“My brothers and sisters, believers in our glorious Lord Jesus Christ must not show favoritism. Suppose a man comes into your meeting wearing a gold ring and fine clothes, and a poor man in filthy old clothes also comes in. If you show special attention to the man wearing fine clothes and say, “Here’s a good seat for you,” but say to the poor man, “You stand there” or “Sit on the floor by my feet,” have you not discriminated among yourselves and become judges with evil thoughts?” James 2: 1-4 NIV
James reminds us that we are meant as gospel people to be with those at the edges and the bottom, we are not to be friends to the oppressors, but to the oppressed. We serve an upside down kingdom, where the first shall be last and the last first. As followers of Christ, therefore, we should always be on the side of the voiceless and the suppressed, with those who are discriminated against, whether for the colour of their skin, their indigenous identity, their gender, their sexuality, or for any other reason.

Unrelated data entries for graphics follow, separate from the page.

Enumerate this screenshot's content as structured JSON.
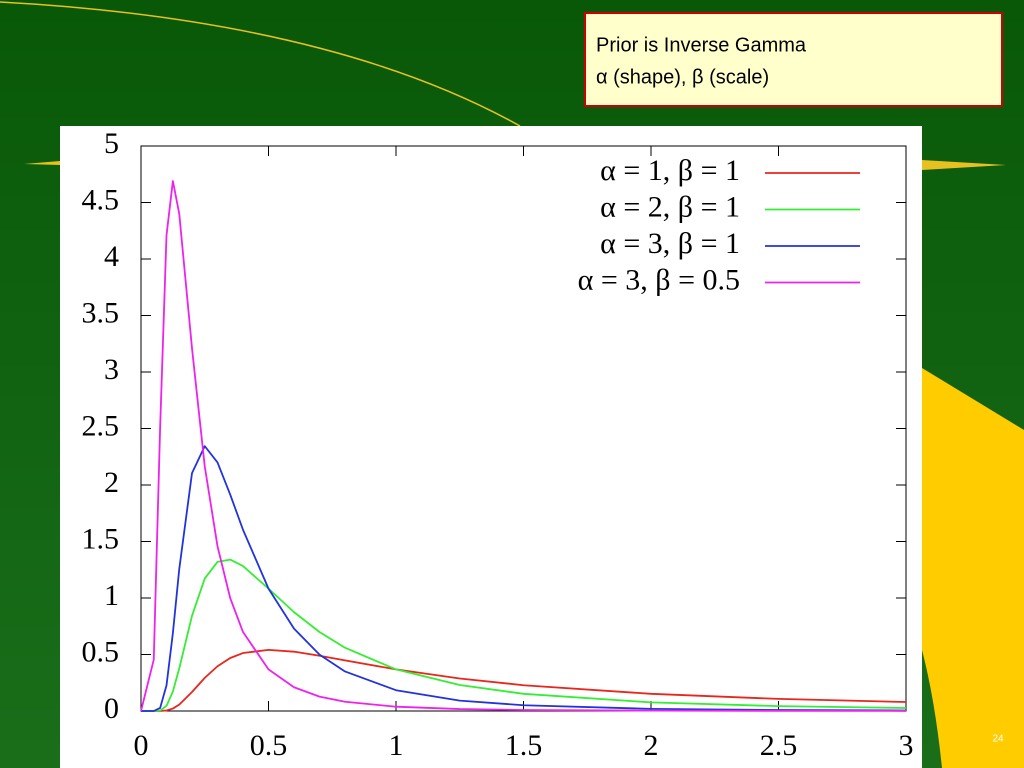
{
  "chart_data": {
    "type": "line",
    "x": [
      0,
      0.05,
      0.075,
      0.1,
      0.125,
      0.15,
      0.2,
      0.25,
      0.3,
      0.35,
      0.4,
      0.5,
      0.6,
      0.7,
      0.8,
      1,
      1.25,
      1.5,
      2,
      2.5,
      3
    ],
    "series": [
      {
        "name": "α = 1, β = 1",
        "color": "#e8261c",
        "values": [
          0,
          0,
          0.0003,
          0.0045,
          0.0215,
          0.0565,
          0.168,
          0.293,
          0.396,
          0.469,
          0.513,
          0.541,
          0.525,
          0.489,
          0.448,
          0.368,
          0.288,
          0.228,
          0.152,
          0.107,
          0.0796
        ]
      },
      {
        "name": "α = 2, β = 1",
        "color": "#33ee33",
        "values": [
          0,
          0,
          0.004,
          0.045,
          0.172,
          0.377,
          0.842,
          1.172,
          1.32,
          1.34,
          1.283,
          1.083,
          0.875,
          0.699,
          0.56,
          0.368,
          0.23,
          0.152,
          0.076,
          0.043,
          0.0265
        ]
      },
      {
        "name": "α = 3, β = 1",
        "color": "#2233dd",
        "values": [
          0,
          0,
          0.027,
          0.227,
          0.689,
          1.256,
          2.105,
          2.344,
          2.2,
          1.914,
          1.604,
          1.083,
          0.729,
          0.499,
          0.35,
          0.184,
          0.092,
          0.051,
          0.019,
          0.0086,
          0.0044
        ]
      },
      {
        "name": "α = 3, β = 0.5",
        "color": "#ee22ee",
        "values": [
          0,
          0.454,
          2.51,
          4.21,
          4.69,
          4.4,
          3.21,
          2.165,
          1.458,
          0.998,
          0.699,
          0.368,
          0.21,
          0.127,
          0.082,
          0.038,
          0.017,
          0.0089,
          0.003,
          0.0013,
          0.0007
        ]
      }
    ],
    "xlim": [
      0,
      3
    ],
    "xticks": [
      0,
      0.5,
      1,
      1.5,
      2,
      2.5,
      3
    ],
    "ylim": [
      0,
      5
    ],
    "yticks": [
      0,
      0.5,
      1,
      1.5,
      2,
      2.5,
      3,
      3.5,
      4,
      4.5,
      5
    ],
    "grid": false,
    "legend": "top-right"
  },
  "slide": {
    "note_lines": [
      "Prior is Inverse Gamma",
      "α (shape), β (scale)"
    ],
    "page_number": "24"
  }
}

I remember Archbishop Desmond Tutu telling of what it was like to come to England when he was a banned person in South Africa, to take refuge from the regime of Apartheid. He and his wife would go up to police officers in London over and over just for the pure thrill of being called “Sir” and “Madam.” That makes me proud. It also makes me a little sad as racism once again seems to be on the rise in this country. There should never be any question of which “side” we are on with these issues of love and hate. Love must always be our guide, and God’s love is never exclusive, so nor should ours be. It is for everyone.
The church should always be such a refuge, where people can come to be valued when they are not valued or esteemed anywhere else. Homeless people ought to be treated like kings and the well-off or well-known free to serve and relieved of any great expectations other than being themselves.

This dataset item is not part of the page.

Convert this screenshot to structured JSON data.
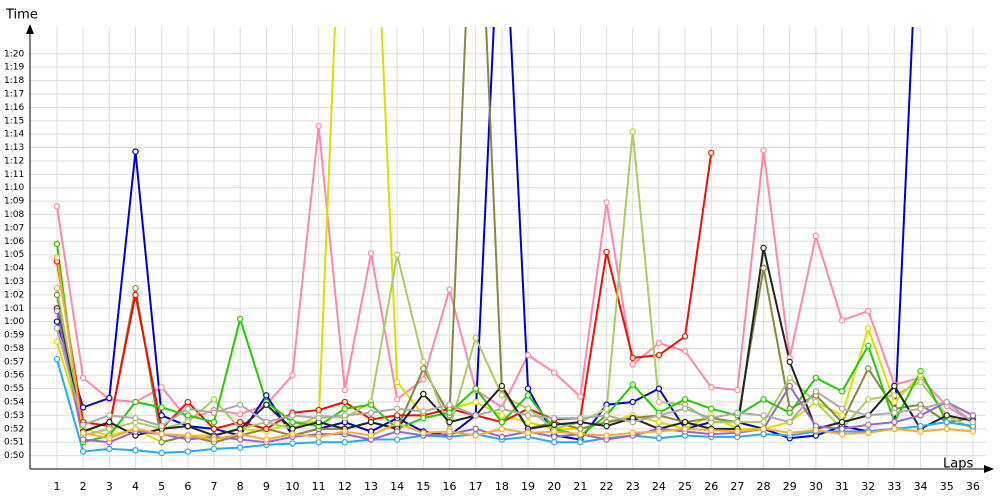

Judgement for any reason, maybe especially for the outer appearance, or the obvious things like wealth and gender, is simply not part of who we are, nor should we need, in church, or in any realm of Christian life, to suffer it. We are called to serve one another, not to look one another up and down, and no-one should ever feel the pain of racism, sexism or ableism, homophobia or the sting of anyone else’s pride or self-righteousness. As Paul also teaches us, we are one body and each part should be honoured equally, and more care and attention paid to those parts which are reviled by the world.